Jokowi Diminta Tak Gubris Telepon PM Australia Abbot
"Ini jadi preseden buruk kalau permintaan itu dikabulkan," ujar Henry.
Penulis: Edwin Firdaus
Editor: Hasanudin Aco
TRIBUNNEWS.COM, JAKARTA - Politikus Partai Demokrasi Indonesia Perjuangan (PDIP) Henry Yosodiningrat meminta presiden Jokowi tidak luluh dengan lobi-lobi Pemerintah Australia. Bahkan Jokowi diminta tidak perlu menanggapi permintaan dari pemerintah Australia untuk menunda eksekusi dua terpidana mati kasus narkotika asal negara kangguru tersebut.
"Ya gak perlu digubris (telepon dari PM Tony Abbott), dengan tidak mengurangi rasa hormat dan simpati kami, pemerintah Australia harus menghormati kedaulatan negara kita, dengan segala hormat tidak kami kabulkan, kan selesai urusannya," ujarnya saat dimintai pendapatnya oleh wartawan, Minggu (1/3/2015).

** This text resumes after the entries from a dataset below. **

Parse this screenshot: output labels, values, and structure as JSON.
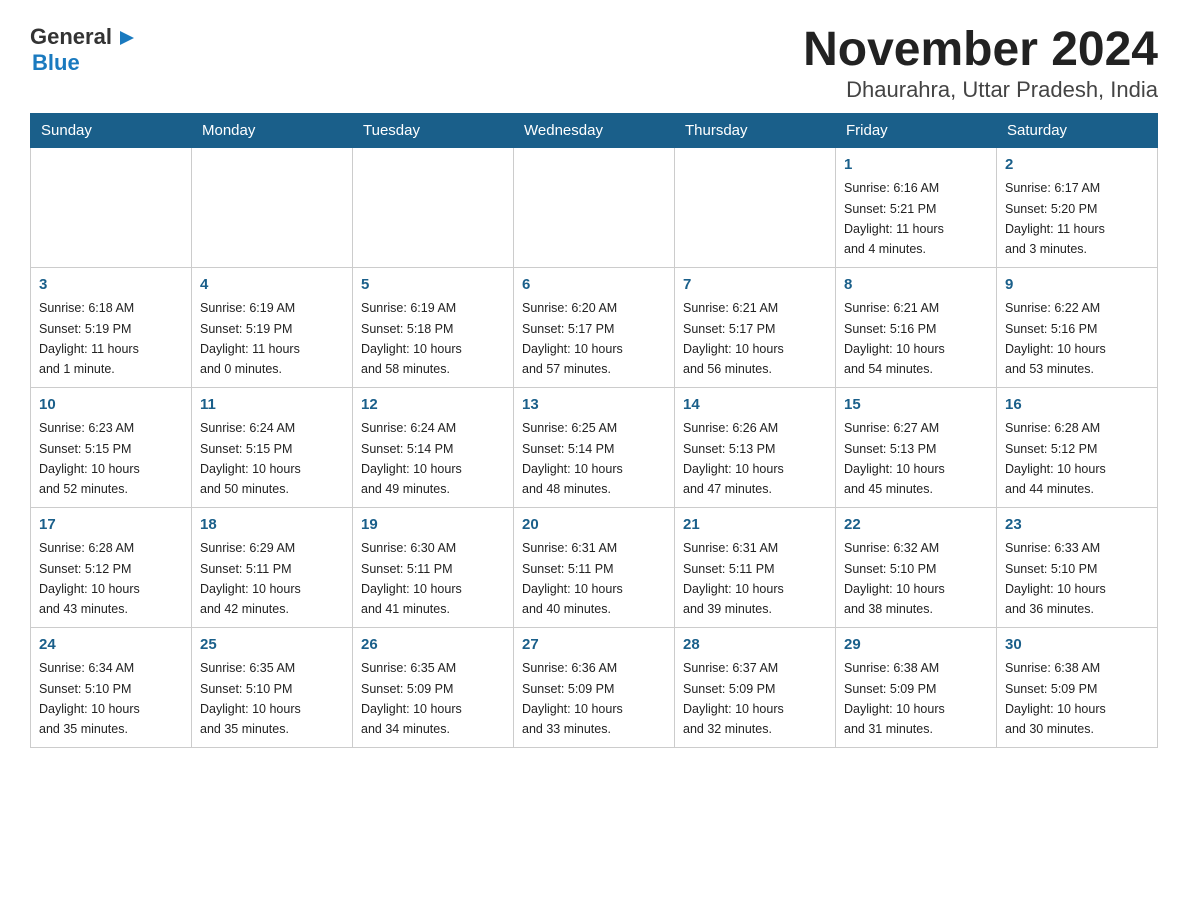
{
  "logo": {
    "general": "General",
    "blue": "Blue",
    "icon": "▶"
  },
  "title": "November 2024",
  "subtitle": "Dhaurahra, Uttar Pradesh, India",
  "weekdays": [
    "Sunday",
    "Monday",
    "Tuesday",
    "Wednesday",
    "Thursday",
    "Friday",
    "Saturday"
  ],
  "weeks": [
    [
      {
        "day": "",
        "info": ""
      },
      {
        "day": "",
        "info": ""
      },
      {
        "day": "",
        "info": ""
      },
      {
        "day": "",
        "info": ""
      },
      {
        "day": "",
        "info": ""
      },
      {
        "day": "1",
        "info": "Sunrise: 6:16 AM\nSunset: 5:21 PM\nDaylight: 11 hours\nand 4 minutes."
      },
      {
        "day": "2",
        "info": "Sunrise: 6:17 AM\nSunset: 5:20 PM\nDaylight: 11 hours\nand 3 minutes."
      }
    ],
    [
      {
        "day": "3",
        "info": "Sunrise: 6:18 AM\nSunset: 5:19 PM\nDaylight: 11 hours\nand 1 minute."
      },
      {
        "day": "4",
        "info": "Sunrise: 6:19 AM\nSunset: 5:19 PM\nDaylight: 11 hours\nand 0 minutes."
      },
      {
        "day": "5",
        "info": "Sunrise: 6:19 AM\nSunset: 5:18 PM\nDaylight: 10 hours\nand 58 minutes."
      },
      {
        "day": "6",
        "info": "Sunrise: 6:20 AM\nSunset: 5:17 PM\nDaylight: 10 hours\nand 57 minutes."
      },
      {
        "day": "7",
        "info": "Sunrise: 6:21 AM\nSunset: 5:17 PM\nDaylight: 10 hours\nand 56 minutes."
      },
      {
        "day": "8",
        "info": "Sunrise: 6:21 AM\nSunset: 5:16 PM\nDaylight: 10 hours\nand 54 minutes."
      },
      {
        "day": "9",
        "info": "Sunrise: 6:22 AM\nSunset: 5:16 PM\nDaylight: 10 hours\nand 53 minutes."
      }
    ],
    [
      {
        "day": "10",
        "info": "Sunrise: 6:23 AM\nSunset: 5:15 PM\nDaylight: 10 hours\nand 52 minutes."
      },
      {
        "day": "11",
        "info": "Sunrise: 6:24 AM\nSunset: 5:15 PM\nDaylight: 10 hours\nand 50 minutes."
      },
      {
        "day": "12",
        "info": "Sunrise: 6:24 AM\nSunset: 5:14 PM\nDaylight: 10 hours\nand 49 minutes."
      },
      {
        "day": "13",
        "info": "Sunrise: 6:25 AM\nSunset: 5:14 PM\nDaylight: 10 hours\nand 48 minutes."
      },
      {
        "day": "14",
        "info": "Sunrise: 6:26 AM\nSunset: 5:13 PM\nDaylight: 10 hours\nand 47 minutes."
      },
      {
        "day": "15",
        "info": "Sunrise: 6:27 AM\nSunset: 5:13 PM\nDaylight: 10 hours\nand 45 minutes."
      },
      {
        "day": "16",
        "info": "Sunrise: 6:28 AM\nSunset: 5:12 PM\nDaylight: 10 hours\nand 44 minutes."
      }
    ],
    [
      {
        "day": "17",
        "info": "Sunrise: 6:28 AM\nSunset: 5:12 PM\nDaylight: 10 hours\nand 43 minutes."
      },
      {
        "day": "18",
        "info": "Sunrise: 6:29 AM\nSunset: 5:11 PM\nDaylight: 10 hours\nand 42 minutes."
      },
      {
        "day": "19",
        "info": "Sunrise: 6:30 AM\nSunset: 5:11 PM\nDaylight: 10 hours\nand 41 minutes."
      },
      {
        "day": "20",
        "info": "Sunrise: 6:31 AM\nSunset: 5:11 PM\nDaylight: 10 hours\nand 40 minutes."
      },
      {
        "day": "21",
        "info": "Sunrise: 6:31 AM\nSunset: 5:11 PM\nDaylight: 10 hours\nand 39 minutes."
      },
      {
        "day": "22",
        "info": "Sunrise: 6:32 AM\nSunset: 5:10 PM\nDaylight: 10 hours\nand 38 minutes."
      },
      {
        "day": "23",
        "info": "Sunrise: 6:33 AM\nSunset: 5:10 PM\nDaylight: 10 hours\nand 36 minutes."
      }
    ],
    [
      {
        "day": "24",
        "info": "Sunrise: 6:34 AM\nSunset: 5:10 PM\nDaylight: 10 hours\nand 35 minutes."
      },
      {
        "day": "25",
        "info": "Sunrise: 6:35 AM\nSunset: 5:10 PM\nDaylight: 10 hours\nand 35 minutes."
      },
      {
        "day": "26",
        "info": "Sunrise: 6:35 AM\nSunset: 5:09 PM\nDaylight: 10 hours\nand 34 minutes."
      },
      {
        "day": "27",
        "info": "Sunrise: 6:36 AM\nSunset: 5:09 PM\nDaylight: 10 hours\nand 33 minutes."
      },
      {
        "day": "28",
        "info": "Sunrise: 6:37 AM\nSunset: 5:09 PM\nDaylight: 10 hours\nand 32 minutes."
      },
      {
        "day": "29",
        "info": "Sunrise: 6:38 AM\nSunset: 5:09 PM\nDaylight: 10 hours\nand 31 minutes."
      },
      {
        "day": "30",
        "info": "Sunrise: 6:38 AM\nSunset: 5:09 PM\nDaylight: 10 hours\nand 30 minutes."
      }
    ]
  ]
}
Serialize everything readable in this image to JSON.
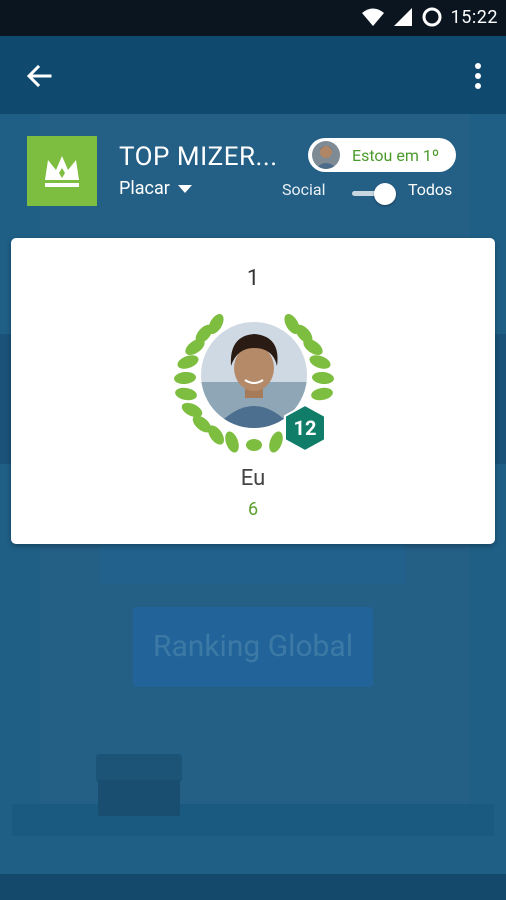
{
  "status_bar": {
    "time": "15:22"
  },
  "header": {
    "title": "TOP MIZER...",
    "placar_label": "Placar",
    "pill_text": "Estou em 1º",
    "social_label": "Social",
    "todos_label": "Todos",
    "toggle_on": true
  },
  "leader_card": {
    "rank": "1",
    "player_name": "Eu",
    "score": "6",
    "level": "12"
  },
  "background": {
    "button_label": "Ranking Global"
  },
  "colors": {
    "app_bar": "#0f4a6e",
    "accent_green": "#7dbd3f",
    "badge_teal": "#0f7d68",
    "background": "#1f5f86"
  },
  "icons": [
    "back-arrow-icon",
    "more-vert-icon",
    "crown-icon",
    "wifi-icon",
    "signal-icon",
    "battery-icon",
    "dropdown-caret-icon",
    "laurel-wreath-icon",
    "hexagon-level-badge"
  ]
}
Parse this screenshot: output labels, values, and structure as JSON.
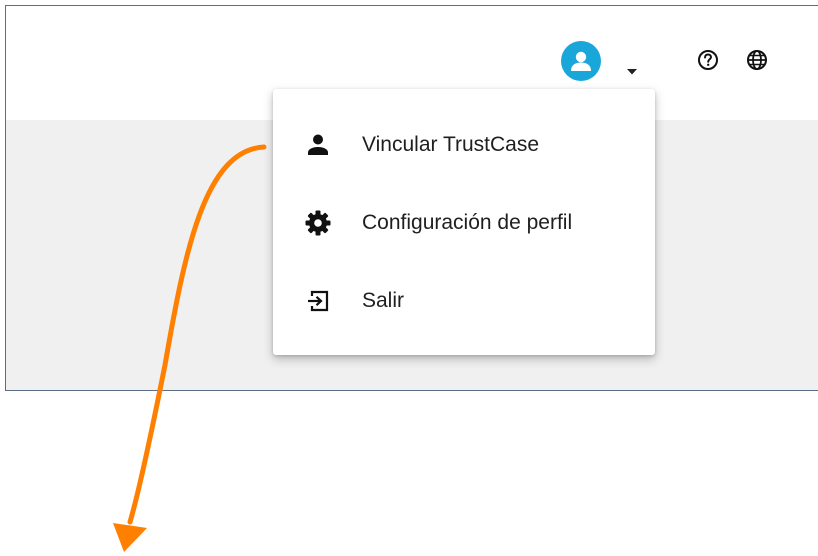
{
  "header": {
    "user_menu": {
      "avatar_icon": "user-avatar-icon",
      "avatar_color": "#19a7d9",
      "caret_icon": "caret-down-icon"
    },
    "help_icon": "help-circle-icon",
    "language_icon": "globe-icon"
  },
  "menu": {
    "items": [
      {
        "icon": "person-icon",
        "label": "Vincular TrustCase"
      },
      {
        "icon": "gear-icon",
        "label": "Configuración de perfil"
      },
      {
        "icon": "logout-icon",
        "label": "Salir"
      }
    ]
  },
  "annotation": {
    "arrow_color": "#ff8000"
  }
}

Ketua Umum Gerakan Nasional Anti Narkotika (Granat) itu mengatakan pelaksanaan hukuman mati terhadap dua Bali Nine ini berkaitan dengan kedaulatan negara dalam melindungi warga negaranya dari ancaman narkoba. Untuk itu, menurut Henry presiden harus tegas menolak permintaan penundaan, apalagi permintaan pembantalan eksekusi mati.
"Karena ini menyangkut masalah bangsa, jadi hukuman mati itu merupakan bentuk perlindungan negara terhadap warganya dari ancaman narkoba. Ini jadi preseden buruk kalau permintaan itu dikabulkan," ujarnya.
Dikabarkan, Presiden Jokowi telah menerima langsung telepon dari Perdana Menteri (PM) Tony Abbott agar menunda rencana eksekusi mati terhadap terpidana gembong narkoba Bali Nine, Myuran Sukumaran dan Andrew Chan. Bahkan sempat dikatakan Jokowi melunak terkait rencana eksekusi tersebut.